A poco a poco, specie dopo il fallimento nella controffensiva ucraina dell’estate 2023, il conflitto si è trasformato in uno di logoramento, simile a quello della Prima guerra mondiale, condominio delle trincee e delle mine, con fortissime perdite di uomini e mezzi da ambe le parti. A questo i russi hanno aggiunto un attacco sistematico alle risorse energetiche dell’Ucraina, sottoponendo la popolazione a vivere nei rifugi e al freddo.
Putin ha trascurato il fatto che una guerra non può essere risolta da un’offensiva aerea se la popolazione dispone di un elevato grado di resilienza e non si ribella ai suoi governanti decisi a continuare il conflitto.
Questa strategia di attacco aereo alle fonti energetiche non solo elettriche, ma anche di gas, è stata adottata progressivamente dagli ucraini colpendo sempre più in profondità, a mano a mano che si perfezionava la tecnologia dei droni. I disagi che hanno colpito la popolazione russa sono per ora inferiori a quelli subiti dagli ucraini, ma non è così per le finanze russe che si trovano in condizioni di particolare difficoltà e che dipendono, quasi esclusivamente, sulle esportazioni di idrocarburi. Basti pensare che 16 delle 38 raffinerie russe sono state colpite dagli ucraini con la riduzione di oltre il 20% delle capacità di raffinazione russe; costringendo Mosca, addirittura, ad importare benzina per sostenere il suo sforzo bellico.

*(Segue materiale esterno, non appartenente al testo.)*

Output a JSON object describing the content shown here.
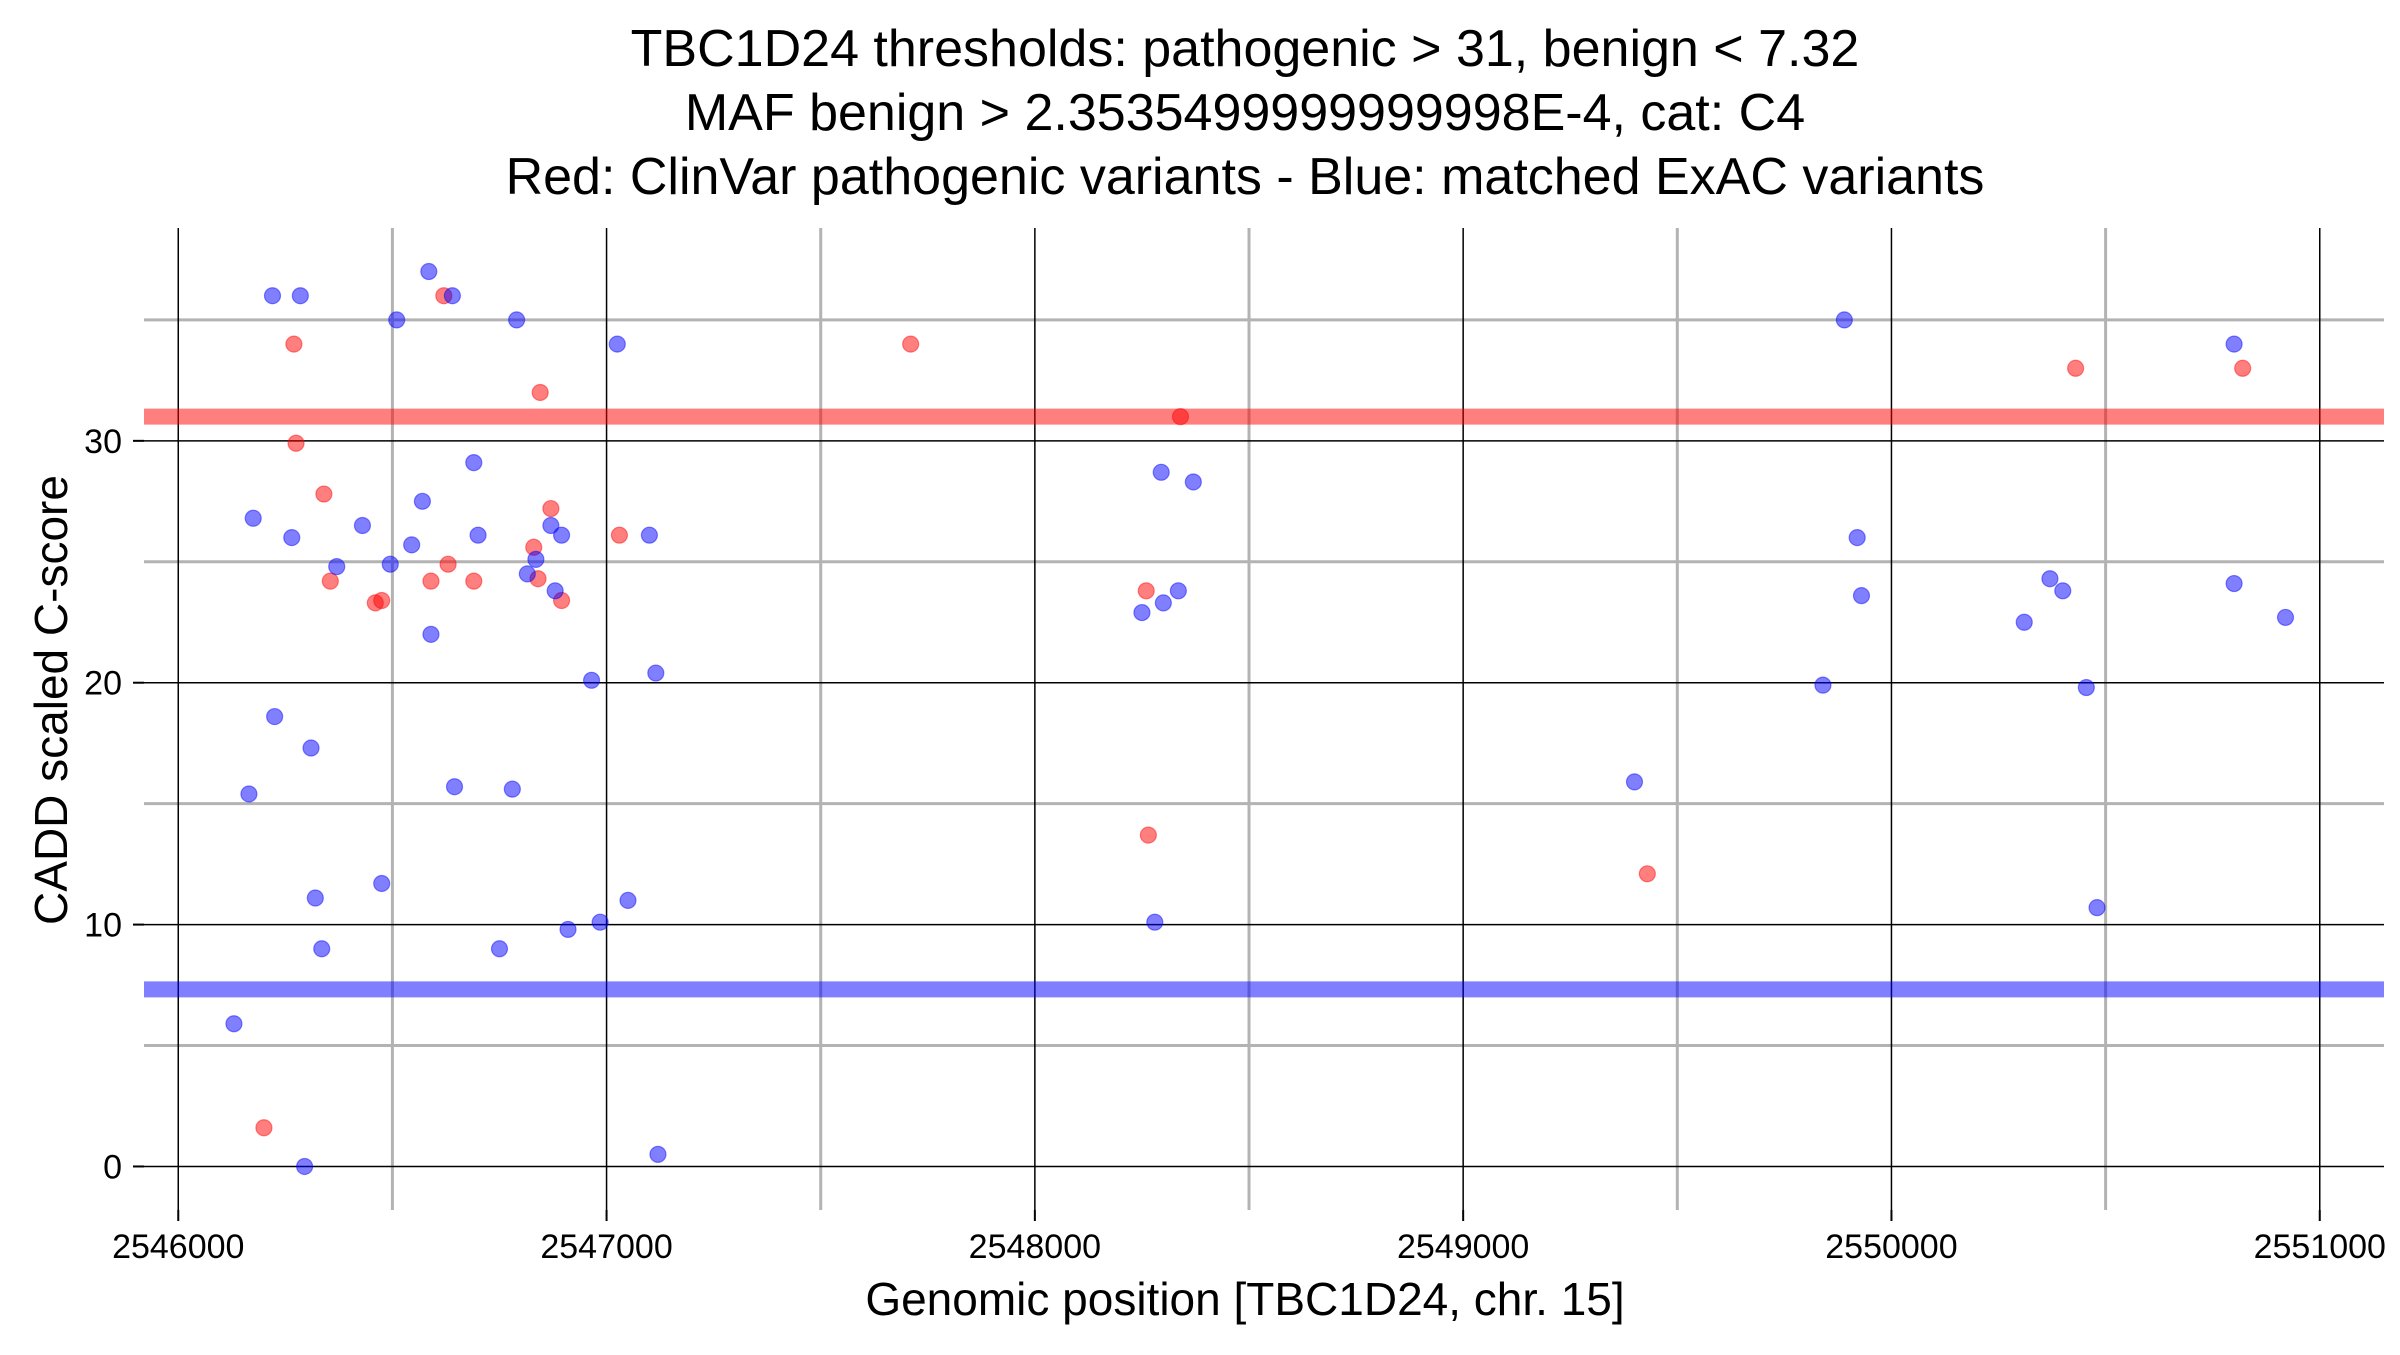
{
  "chart_data": {
    "type": "scatter",
    "title_lines": [
      "TBC1D24 thresholds: pathogenic > 31, benign < 7.32",
      "MAF benign > 2.3535499999999998E-4, cat: C4",
      "Red: ClinVar pathogenic variants - Blue: matched ExAC variants"
    ],
    "xlabel": "Genomic position [TBC1D24, chr. 15]",
    "ylabel": "CADD scaled C-score",
    "xlim": [
      2545920,
      2551150
    ],
    "ylim": [
      -1.8,
      38.8
    ],
    "x_ticks": [
      2546000,
      2547000,
      2548000,
      2549000,
      2550000,
      2551000
    ],
    "x_tick_labels": [
      "2546000",
      "2547000",
      "2548000",
      "2549000",
      "2550000",
      "2551000"
    ],
    "x_minor_grid": [
      2546500,
      2547500,
      2548500,
      2549500,
      2550500
    ],
    "y_ticks": [
      0,
      10,
      20,
      30
    ],
    "y_tick_labels": [
      "0",
      "10",
      "20",
      "30"
    ],
    "y_minor_grid": [
      5,
      15,
      25,
      35
    ],
    "grid": true,
    "thresholds": [
      {
        "name": "pathogenic",
        "value": 31,
        "color": "#ff0000"
      },
      {
        "name": "benign",
        "value": 7.32,
        "color": "#0000ff"
      }
    ],
    "series": [
      {
        "name": "ClinVar pathogenic variants",
        "color": "#ff0000",
        "points": [
          [
            2546200,
            1.6
          ],
          [
            2546270,
            34
          ],
          [
            2546275,
            29.9
          ],
          [
            2546340,
            27.8
          ],
          [
            2546355,
            24.2
          ],
          [
            2546460,
            23.3
          ],
          [
            2546475,
            23.4
          ],
          [
            2546590,
            24.2
          ],
          [
            2546620,
            36
          ],
          [
            2546630,
            24.9
          ],
          [
            2546690,
            24.2
          ],
          [
            2546830,
            25.6
          ],
          [
            2546840,
            24.3
          ],
          [
            2546845,
            32
          ],
          [
            2546870,
            27.2
          ],
          [
            2546895,
            23.4
          ],
          [
            2547030,
            26.1
          ],
          [
            2547710,
            34
          ],
          [
            2548260,
            23.8
          ],
          [
            2548265,
            13.7
          ],
          [
            2548340,
            31
          ],
          [
            2549430,
            12.1
          ],
          [
            2550430,
            33
          ],
          [
            2550820,
            33
          ]
        ]
      },
      {
        "name": "matched ExAC variants",
        "color": "#0000ff",
        "points": [
          [
            2546130,
            5.9
          ],
          [
            2546165,
            15.4
          ],
          [
            2546175,
            26.8
          ],
          [
            2546220,
            36
          ],
          [
            2546225,
            18.6
          ],
          [
            2546265,
            26
          ],
          [
            2546285,
            36
          ],
          [
            2546295,
            0
          ],
          [
            2546310,
            17.3
          ],
          [
            2546320,
            11.1
          ],
          [
            2546335,
            9
          ],
          [
            2546370,
            24.8
          ],
          [
            2546430,
            26.5
          ],
          [
            2546475,
            11.7
          ],
          [
            2546495,
            24.9
          ],
          [
            2546510,
            35
          ],
          [
            2546545,
            25.7
          ],
          [
            2546570,
            27.5
          ],
          [
            2546585,
            37
          ],
          [
            2546590,
            22
          ],
          [
            2546640,
            36
          ],
          [
            2546645,
            15.7
          ],
          [
            2546690,
            29.1
          ],
          [
            2546700,
            26.1
          ],
          [
            2546750,
            9
          ],
          [
            2546780,
            15.6
          ],
          [
            2546790,
            35
          ],
          [
            2546815,
            24.5
          ],
          [
            2546835,
            25.1
          ],
          [
            2546870,
            26.5
          ],
          [
            2546880,
            23.8
          ],
          [
            2546895,
            26.1
          ],
          [
            2546910,
            9.8
          ],
          [
            2546965,
            20.1
          ],
          [
            2546985,
            10.1
          ],
          [
            2547025,
            34
          ],
          [
            2547050,
            11
          ],
          [
            2547100,
            26.1
          ],
          [
            2547115,
            20.4
          ],
          [
            2547120,
            0.5
          ],
          [
            2548250,
            22.9
          ],
          [
            2548280,
            10.1
          ],
          [
            2548295,
            28.7
          ],
          [
            2548300,
            23.3
          ],
          [
            2548335,
            23.8
          ],
          [
            2548370,
            28.3
          ],
          [
            2549400,
            15.9
          ],
          [
            2549840,
            19.9
          ],
          [
            2549890,
            35
          ],
          [
            2549920,
            26
          ],
          [
            2549930,
            23.6
          ],
          [
            2550310,
            22.5
          ],
          [
            2550370,
            24.3
          ],
          [
            2550400,
            23.8
          ],
          [
            2550455,
            19.8
          ],
          [
            2550480,
            10.7
          ],
          [
            2550800,
            24.1
          ],
          [
            2550800,
            34
          ],
          [
            2550920,
            22.7
          ]
        ]
      }
    ]
  }
}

Determinante per la resistenza ucraina è il supporto finanziario e bellico dell’Occidente. Malgrado le speranze di Putin, sostenute da un’efficace propaganda, specie nei Paesi europei, l’unità dell’Occidente a sostegno della resistenza ucraina non si è modificata. Imprevedibile resta il sostegno degli Usa di Trump, il cui atteggiamento nei riguardi di Putin è oscillato da un quasi completo appeasement – il cui culmine è consistito nel colloquio alla Casa Bianca tra Zelensky e Trump nel febbraio scorso – e la recente affermazione di Trump di voler fornire all’Ucraina – su obiettivi però approvati dagli Stati Uniti – i missili cruise Tomahawk che con la loro gittata di 2.500 km darebbero un colpo molto consistente non solo agli impianti energetici, ma anche a quelli di estrazione di idrocarburi della Siberia settentrionale, mettendo in crisi l’intera esportazione energetica russa.

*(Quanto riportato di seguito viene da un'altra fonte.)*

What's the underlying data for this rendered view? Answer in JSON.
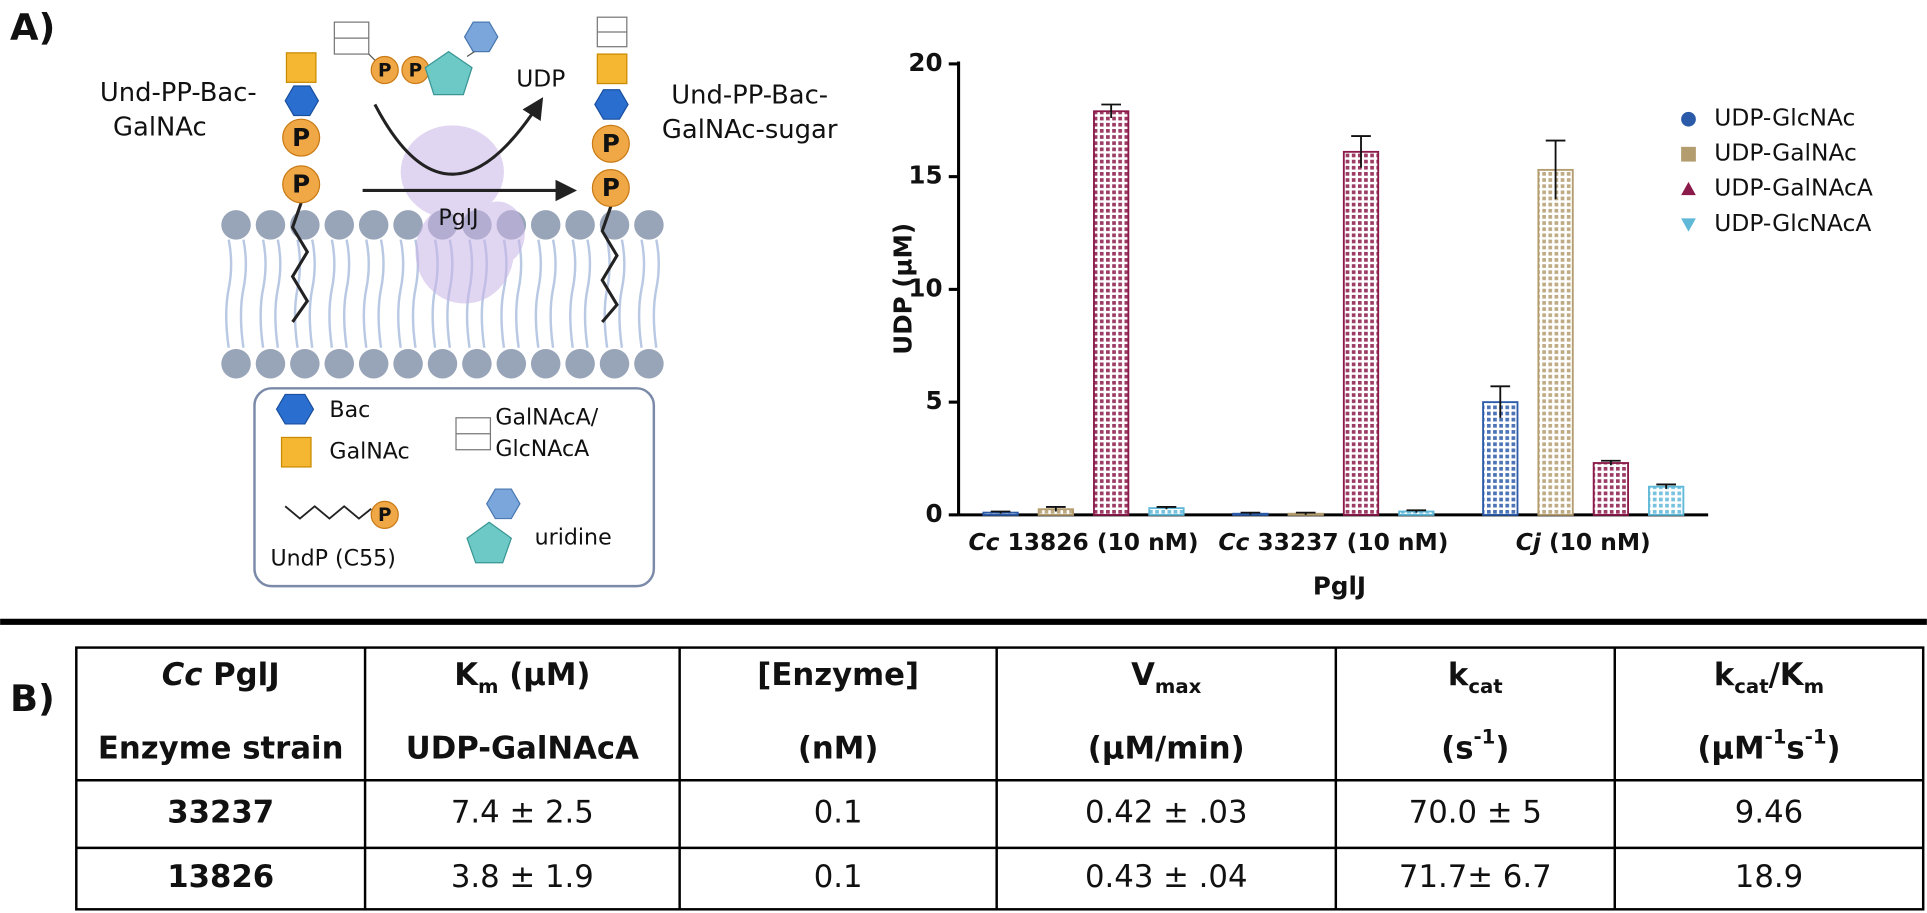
{
  "panel_a": {
    "label": "A)",
    "diagram": {
      "substrate_lines": [
        "Und-PP-Bac-",
        "GalNAc"
      ],
      "product_lines": [
        "Und-PP-Bac-",
        "GalNAc-sugar"
      ],
      "udp": "UDP",
      "enzyme": "PglJ",
      "phosphate": "P",
      "key": {
        "bac": "Bac",
        "galnac": "GalNAc",
        "uronic_lines": [
          "GalNAcA/",
          "GlcNAcA"
        ],
        "undp": "UndP (C55)",
        "uridine": "uridine"
      }
    }
  },
  "chart_data": {
    "type": "bar",
    "categories": [
      "Cc 13826 (10 nM)",
      "Cc 33237 (10 nM)",
      "Cj (10 nM)"
    ],
    "italic_first_word": true,
    "x_label": "PglJ",
    "y_label": "UDP (µM)",
    "ylim": [
      0,
      20
    ],
    "yticks": [
      0,
      5,
      10,
      15,
      20
    ],
    "legend": "right",
    "series": [
      {
        "name": "UDP-GlcNAc",
        "color": "#2b5ba8",
        "marker": "circle",
        "values": [
          0.1,
          0.05,
          5.0
        ],
        "errors": [
          0.05,
          0.05,
          0.7
        ]
      },
      {
        "name": "UDP-GalNAc",
        "color": "#b39c6e",
        "marker": "square",
        "values": [
          0.25,
          0.05,
          15.3
        ],
        "errors": [
          0.1,
          0.05,
          1.3
        ]
      },
      {
        "name": "UDP-GalNAcA",
        "color": "#8b1a4a",
        "marker": "triangle",
        "values": [
          17.9,
          16.1,
          2.3
        ],
        "errors": [
          0.3,
          0.7,
          0.1
        ]
      },
      {
        "name": "UDP-GlcNAcA",
        "color": "#5fb8d8",
        "marker": "triangle-down",
        "values": [
          0.3,
          0.15,
          1.25
        ],
        "errors": [
          0.05,
          0.05,
          0.1
        ]
      }
    ]
  },
  "panel_b": {
    "label": "B)",
    "table": {
      "bold_first_column": true,
      "header": [
        [
          [
            {
              "text": "Cc",
              "style": "italic"
            },
            {
              "text": " PglJ"
            }
          ],
          [
            {
              "text": "K"
            },
            {
              "text": "m",
              "style": "sub"
            },
            {
              "text": " (µM)"
            }
          ],
          [
            {
              "text": "[Enzyme]"
            }
          ],
          [
            {
              "text": "V"
            },
            {
              "text": "max",
              "style": "sub"
            }
          ],
          [
            {
              "text": "k"
            },
            {
              "text": "cat",
              "style": "sub"
            }
          ],
          [
            {
              "text": "k"
            },
            {
              "text": "cat",
              "style": "sub"
            },
            {
              "text": "/K"
            },
            {
              "text": "m",
              "style": "sub"
            }
          ]
        ],
        [
          [
            {
              "text": "Enzyme strain"
            }
          ],
          [
            {
              "text": "UDP-GalNAcA"
            }
          ],
          [
            {
              "text": "(nM)"
            }
          ],
          [
            {
              "text": "(µM/min)"
            }
          ],
          [
            {
              "text": "(s"
            },
            {
              "text": "-1",
              "style": "sup"
            },
            {
              "text": ")"
            }
          ],
          [
            {
              "text": "(µM"
            },
            {
              "text": "-1",
              "style": "sup"
            },
            {
              "text": "s"
            },
            {
              "text": "-1",
              "style": "sup"
            },
            {
              "text": ")"
            }
          ]
        ]
      ],
      "rows": [
        [
          "33237",
          "7.4 ± 2.5",
          "0.1",
          "0.42 ± .03",
          "70.0 ± 5",
          "9.46"
        ],
        [
          "13826",
          "3.8 ± 1.9",
          "0.1",
          "0.43 ± .04",
          "71.7± 6.7",
          "18.9"
        ]
      ]
    }
  }
}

Sul fronte terrestre, la situazione è sempre più di stallo, nonostante le dichiarazioni di vittoria russa, specie nel fronte di Donetsk, ripetute in modo pappagallesco da parte della stampa occidentale più favorevole a Mosca. Di fatto, di fronte all’enorme entità di perdite subite dalla fanteria russa, sembra che il Cremlino sia intenzionato a ridurre, se non a cessare, gli attacchi alla località di Pokrovsk, punto chiave del quadrilatero difensivo ucraino a protezione di Dnipro e, quindi, delle arterie che consentirebbero alle forze russe di dilagare verso Kyiv.

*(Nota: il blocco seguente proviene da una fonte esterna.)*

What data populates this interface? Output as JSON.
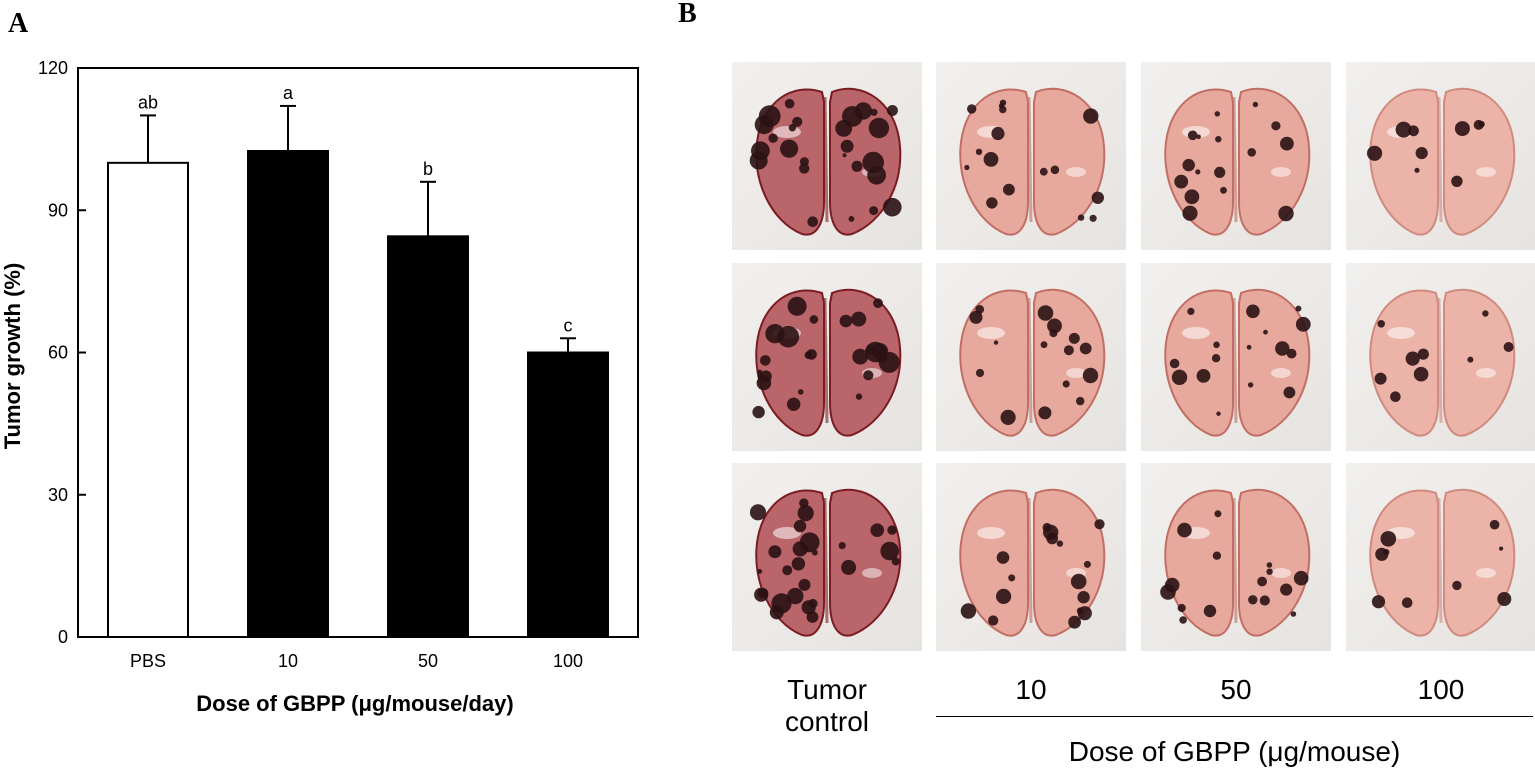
{
  "panels": {
    "a_label": "A",
    "b_label": "B"
  },
  "chart_data": {
    "type": "bar",
    "categories": [
      "PBS",
      "10",
      "50",
      "100"
    ],
    "values": [
      100,
      102.5,
      84.5,
      60
    ],
    "errors": [
      10,
      9.5,
      11.5,
      3
    ],
    "significance": [
      "ab",
      "a",
      "b",
      "c"
    ],
    "bar_colors": [
      "#ffffff",
      "#000000",
      "#000000",
      "#000000"
    ],
    "xlabel": "Dose of GBPP (μg/mouse/day)",
    "ylabel": "Tumor growth (%)",
    "ylim": [
      0,
      120
    ],
    "yticks": [
      "0",
      "30",
      "60",
      "90",
      "120"
    ],
    "grid": false,
    "legend": "none"
  },
  "photo_panel": {
    "columns": [
      {
        "label_line1": "Tumor",
        "label_line2": "control",
        "severity": "high"
      },
      {
        "label_line1": "10",
        "label_line2": "",
        "severity": "medium"
      },
      {
        "label_line1": "50",
        "label_line2": "",
        "severity": "medium"
      },
      {
        "label_line1": "100",
        "label_line2": "",
        "severity": "low"
      }
    ],
    "rows": 3,
    "group_label": "Dose of GBPP (μg/mouse)"
  }
}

In definitiva, è probabile che il conflitto continui ancora a lungo, anche perché, ammessa e non concessa, la minaccia di Trump di cedere a Kyiv i Tomahawk non potrà avere un risultato definitivo, in quanto non potranno essere impiegati sui principali centri abitati russi. In tal caso, l’Occidente rischierebbe una probabile escalation. Essa sembrerebbe, di certo, giustificata alle opinioni pubbliche internazionali e rafforzerebbe la convinzione della massa dei russi di un attacco diretto al loro Paese, superando i dubbi avvertibili nella Federazione. Il sostegno a Putin non sembra tanto completo come taluni vogliono far credere. Lo dimostra quanto sta avvenendo nell’élite politica russa. In essa, si verifica da qualche tempo una massa di suicidi, omicidi e sostituzioni nelle principali cariche del regime. Essi sono sicuramente collegati a dissensi o dubbi sull’andamento delle operazioni in Ucraina e alla crisi economica che incombe sulla Russia.